I used to have a drinking problem:
I always ran out before I’d had enough.
And I brought too much, and drank
beyond the usefulness of alcohol—people
getting drunk happily releasing as they go.
I used to have a problem with unanimous.
No day belonged to when I wasn’t really sure
the Sun was not a Router— in a world
built for fiction; I started off determined
that this wasn’t Evolution but Addiction—
people growing out of each other
copious in starlit, through disaster,
and audit, and economies borrowing
and borrowing, for warmth, for wart
removal, the environment, the burrows
and bunkers and stations, colliders, soldiers,
stalwart psychoanalytical conclusions
made by leafy large windows about Pensions.

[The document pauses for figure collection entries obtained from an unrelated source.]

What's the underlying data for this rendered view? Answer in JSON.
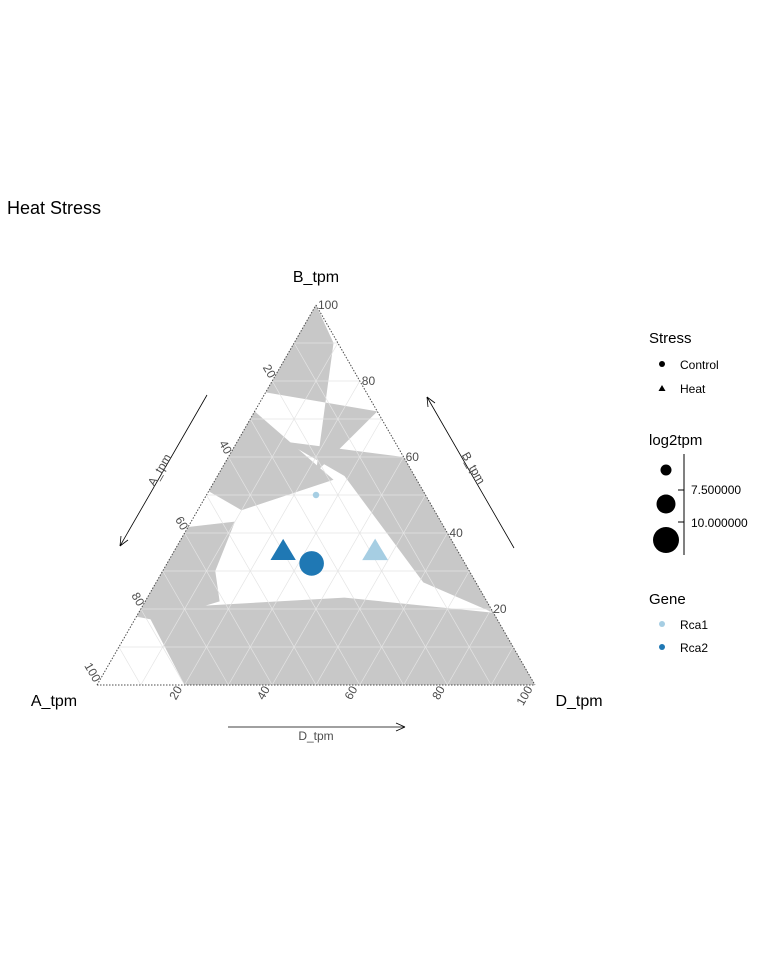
{
  "chart_data": {
    "type": "ternary",
    "title": "Heat Stress",
    "vertices": {
      "left": "A_tpm",
      "top": "B_tpm",
      "right": "D_tpm"
    },
    "axes": [
      {
        "name": "A_tpm",
        "ticks": [
          "20",
          "40",
          "60",
          "80",
          "100"
        ],
        "arrow_label": "A_tpm"
      },
      {
        "name": "B_tpm",
        "ticks": [
          "20",
          "40",
          "60",
          "80",
          "100"
        ],
        "arrow_label": "B_tpm"
      },
      {
        "name": "D_tpm",
        "ticks": [
          "20",
          "40",
          "60",
          "80",
          "100"
        ],
        "arrow_label": "D_tpm"
      }
    ],
    "background_regions": [
      {
        "name": "left-top region",
        "points": [
          [
            28,
            72,
            0
          ],
          [
            49,
            51,
            0
          ],
          [
            44,
            46,
            10
          ],
          [
            19,
            54,
            27
          ]
        ]
      },
      {
        "name": "left-bottom region",
        "points": [
          [
            82,
            18,
            0
          ],
          [
            59,
            42,
            0
          ],
          [
            47,
            43,
            10
          ],
          [
            58,
            30,
            12
          ],
          [
            61,
            22,
            17
          ],
          [
            78,
            17,
            5
          ]
        ]
      },
      {
        "name": "right-top region",
        "points": [
          [
            0,
            100,
            0
          ],
          [
            23,
            77,
            0
          ],
          [
            0,
            72,
            28
          ],
          [
            22,
            56,
            22
          ],
          [
            1,
            90,
            9
          ],
          [
            0,
            100,
            0
          ]
        ]
      },
      {
        "name": "right region",
        "points": [
          [
            0,
            60,
            40
          ],
          [
            25,
            64,
            11
          ],
          [
            16,
            55,
            29
          ],
          [
            12,
            27,
            61
          ],
          [
            0,
            19,
            81
          ]
        ]
      },
      {
        "name": "bottom region",
        "points": [
          [
            79,
            20,
            1
          ],
          [
            32,
            23,
            45
          ],
          [
            0,
            19,
            81
          ],
          [
            0,
            0,
            100
          ],
          [
            80,
            0,
            20
          ]
        ]
      }
    ],
    "points": [
      {
        "gene": "Rca1",
        "stress": "Control",
        "A_tpm": 25,
        "B_tpm": 50,
        "D_tpm": 25,
        "log2tpm": 6.6
      },
      {
        "gene": "Rca2",
        "stress": "Heat",
        "A_tpm": 40,
        "B_tpm": 35,
        "D_tpm": 25,
        "log2tpm": 10.2
      },
      {
        "gene": "Rca2",
        "stress": "Control",
        "A_tpm": 35,
        "B_tpm": 32,
        "D_tpm": 33,
        "log2tpm": 10.3
      },
      {
        "gene": "Rca1",
        "stress": "Heat",
        "A_tpm": 19,
        "B_tpm": 35,
        "D_tpm": 46,
        "log2tpm": 10.3
      }
    ],
    "grid": true,
    "legend_placement": "right"
  },
  "legend": {
    "stress": {
      "title": "Stress",
      "items": [
        "Control",
        "Heat"
      ]
    },
    "size": {
      "title": "log2tpm",
      "labels": [
        "7.500000",
        "10.000000"
      ],
      "values": [
        7.5,
        10.0
      ]
    },
    "gene": {
      "title": "Gene",
      "items": [
        "Rca1",
        "Rca2"
      ]
    }
  },
  "colors": {
    "Rca1": "#a6cee3",
    "Rca2": "#1f78b4",
    "region": "#c8c8c8",
    "grid": "#e4e4e4",
    "axis": "#4d4d4d"
  }
}
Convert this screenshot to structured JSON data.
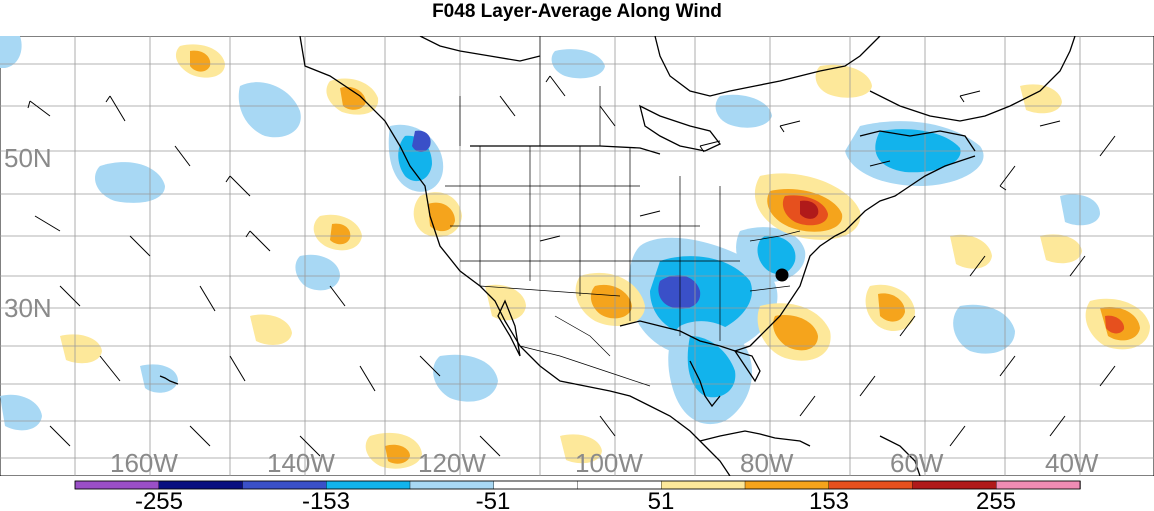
{
  "title": "F048 Layer-Average Along Wind",
  "map": {
    "lat_labels": [
      "50N",
      "30N"
    ],
    "lon_labels": [
      "160W",
      "140W",
      "120W",
      "100W",
      "80W",
      "60W",
      "40W"
    ],
    "grid_color": "#9a9a9a",
    "coast_color": "#000000",
    "marker": "location-dot"
  },
  "colorbar": {
    "labels": [
      "-255",
      "-153",
      "-51",
      "51",
      "153",
      "255"
    ],
    "colors": [
      "#9a4fc7",
      "#0a0f80",
      "#3a50c8",
      "#12b3ec",
      "#a8d8f4",
      "#ffffff",
      "#ffffff",
      "#fde89a",
      "#f5a41c",
      "#e6501e",
      "#b01a1a",
      "#f08cb4"
    ]
  }
}
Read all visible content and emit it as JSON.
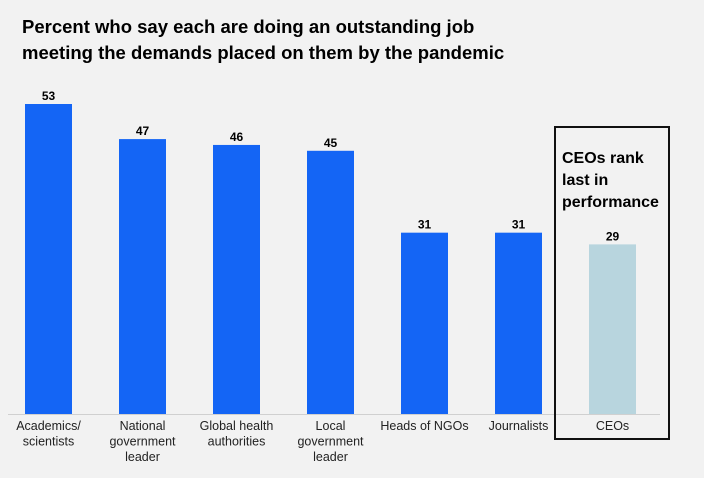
{
  "title_lines": [
    "Percent who say each are doing an outstanding job",
    "meeting the demands placed on them by the pandemic"
  ],
  "callout_lines": [
    "CEOs rank",
    "last in",
    "performance"
  ],
  "colors": {
    "bar": "#1465f5",
    "highlight": "#b8d5de",
    "axis": "#d0d0d0"
  },
  "chart_data": {
    "type": "bar",
    "title": "Percent who say each are doing an outstanding job meeting the demands placed on them by the pandemic",
    "categories": [
      [
        "Academics/",
        "scientists"
      ],
      [
        "National",
        "government",
        "leader"
      ],
      [
        "Global health",
        "authorities"
      ],
      [
        "Local",
        "government",
        "leader"
      ],
      [
        "Heads of NGOs"
      ],
      [
        "Journalists"
      ],
      [
        "CEOs"
      ]
    ],
    "values": [
      53,
      47,
      46,
      45,
      31,
      31,
      29
    ],
    "highlighted_category_index": 6,
    "ylim": [
      0,
      53
    ],
    "grid": false
  }
}
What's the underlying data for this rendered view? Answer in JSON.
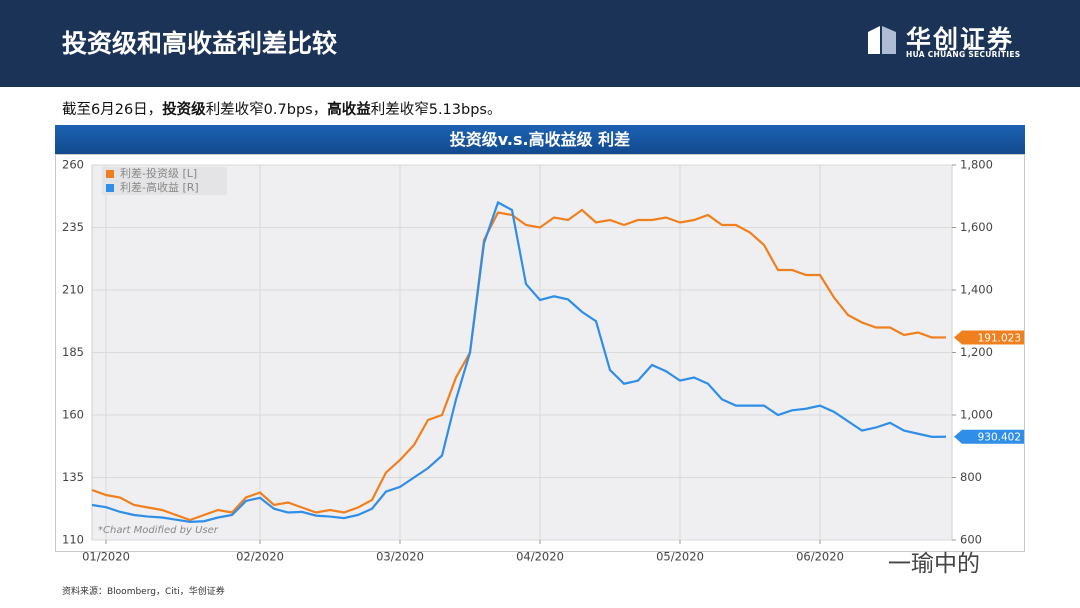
{
  "header": {
    "title": "投资级和高收益利差比较",
    "logo": "华创证券",
    "logo_en": "HUA CHUANG SECURITIES"
  },
  "subtitle": [
    {
      "text": "截至6月26日，",
      "bold": false
    },
    {
      "text": "投资级",
      "bold": true
    },
    {
      "text": "利差收窄0.7bps，",
      "bold": false
    },
    {
      "text": "高收益",
      "bold": true
    },
    {
      "text": "利差收窄5.13bps。",
      "bold": false
    }
  ],
  "chart_data": {
    "type": "line",
    "title": "投资级v.s.高收益级 利差",
    "note": "*Chart Modified by User",
    "grid": true,
    "legend": "top-left",
    "categories": [
      null,
      "01/2020",
      null,
      null,
      null,
      null,
      null,
      null,
      null,
      null,
      null,
      null,
      "02/2020",
      null,
      null,
      null,
      null,
      null,
      null,
      null,
      null,
      null,
      "03/2020",
      null,
      null,
      null,
      null,
      null,
      null,
      null,
      null,
      null,
      "04/2020",
      null,
      null,
      null,
      null,
      null,
      null,
      null,
      null,
      null,
      "05/2020",
      null,
      null,
      null,
      null,
      null,
      null,
      null,
      null,
      null,
      "06/2020",
      null,
      null,
      null,
      null,
      null,
      null,
      null,
      null,
      null
    ],
    "series": [
      {
        "name": "利差-投资级 [L]",
        "color": "#f07f1e",
        "axis": "y",
        "values": [
          130,
          128,
          127,
          124,
          123,
          122,
          120,
          118,
          120,
          122,
          121,
          127,
          129,
          124,
          125,
          123,
          121,
          122,
          121,
          123,
          126,
          137,
          142,
          148,
          158,
          160,
          175,
          185,
          230,
          241,
          240,
          236,
          235,
          239,
          238,
          242,
          237,
          238,
          236,
          238,
          238,
          239,
          237,
          238,
          240,
          236,
          236,
          233,
          228,
          218,
          218,
          216,
          216,
          207,
          200,
          197,
          195,
          195,
          192,
          193,
          191,
          191.023
        ]
      },
      {
        "name": "利差-高收益 [R]",
        "color": "#2f8ee8",
        "axis": "y2",
        "values": [
          712,
          705,
          690,
          680,
          675,
          672,
          665,
          658,
          660,
          672,
          680,
          725,
          735,
          700,
          688,
          690,
          678,
          675,
          670,
          680,
          700,
          755,
          770,
          800,
          830,
          870,
          1050,
          1200,
          1550,
          1680,
          1656,
          1419,
          1368,
          1380,
          1370,
          1330,
          1300,
          1144,
          1100,
          1110,
          1160,
          1140,
          1110,
          1120,
          1100,
          1050,
          1030,
          1030,
          1030,
          1000,
          1015,
          1020,
          1030,
          1010,
          980,
          950,
          960,
          975,
          950,
          940,
          930,
          930.402
        ]
      }
    ],
    "ylim": [
      110,
      260
    ],
    "yticks": [
      110,
      135,
      160,
      185,
      210,
      235,
      260
    ],
    "y2lim": [
      600,
      1800
    ],
    "y2ticks": [
      600,
      800,
      {
        "value": 1000,
        "label": "1,000"
      },
      {
        "value": 1200,
        "label": "1,200"
      },
      {
        "value": 1400,
        "label": "1,400"
      },
      {
        "value": 1600,
        "label": "1,600"
      },
      {
        "value": 1800,
        "label": "1,800"
      }
    ]
  },
  "source": "资料来源：Bloomberg，Citi，华创证券",
  "watermark": "一瑜中的"
}
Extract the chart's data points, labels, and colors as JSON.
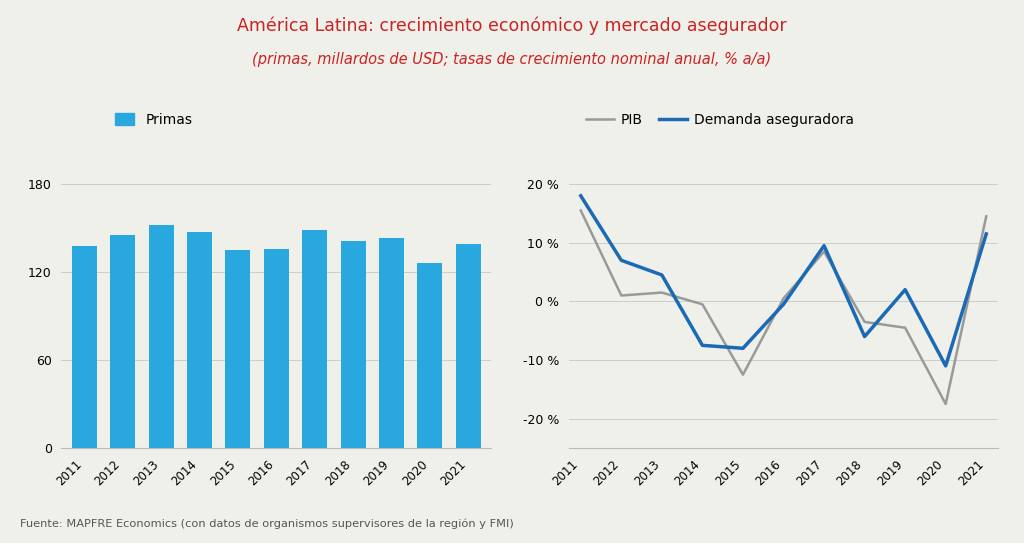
{
  "title_line1": "América Latina: crecimiento económico y mercado asegurador",
  "title_line2": "(primas, millardos de USD; tasas de crecimiento nominal anual, % a/a)",
  "title_color": "#cc2222",
  "background_color": "#f0f0eb",
  "years": [
    2011,
    2012,
    2013,
    2014,
    2015,
    2016,
    2017,
    2018,
    2019,
    2020,
    2021
  ],
  "bar_values": [
    138,
    145,
    152,
    147,
    135,
    136,
    149,
    141,
    143,
    126,
    139
  ],
  "bar_color": "#29a8e0",
  "bar_ylim": [
    0,
    200
  ],
  "bar_yticks": [
    0,
    60,
    120,
    180
  ],
  "pib_values": [
    15.5,
    1.0,
    1.5,
    -0.5,
    -12.5,
    0.5,
    8.5,
    -3.5,
    -4.5,
    -17.5,
    14.5
  ],
  "demanda_values": [
    18.0,
    7.0,
    4.5,
    -7.5,
    -8.0,
    -0.5,
    9.5,
    -6.0,
    2.0,
    -11.0,
    11.5
  ],
  "pib_color": "#999999",
  "demanda_color": "#1a6ab5",
  "line_ylim": [
    -25,
    25
  ],
  "line_yticks": [
    -20,
    -10,
    0,
    10,
    20
  ],
  "source_text": "Fuente: MAPFRE Economics (con datos de organismos supervisores de la región y FMI)",
  "legend_bar_label": "Primas",
  "legend_pib_label": "PIB",
  "legend_demanda_label": "Demanda aseguradora"
}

I used to stand in lightning with a rod,
a storm Chaser, a hail gazer in safety goggles,
icy tic tacs loud in the mouth;
I used to get my teeth bloody
hot with the research of the habitats
Conspiracy rabbits grew on people,
ears and eyes tickled in radio interference
from blood-sedated emotion-farmers
addicted to determination—I like my
non attachment—debated scriptural
declarations to hear you achieve Weather™,
like thieves, seeking dominion; I used
to like the shadow from the frames
of thought, the ribs of words used
to prove a point. I liked to move
the light source, so that what we’d been taught
fixed, moved, as the light moved. I thought
I felt as much. A ‘Cabin in the Woods’.
The children have no tops on, swimming
in air beneath the sinking feeling of a barometer,
manipulated, sliding on a lubricated sheet
down a grassy slope; the boys do not pay attention,
at all, to the girls hardened milk ducts;
there is one I am watching closer than the others,
she has a dark beginning in her wet underpants,
and where skin becomes a breast, there is a lift
in her awareness, and will require a changing of the guardians.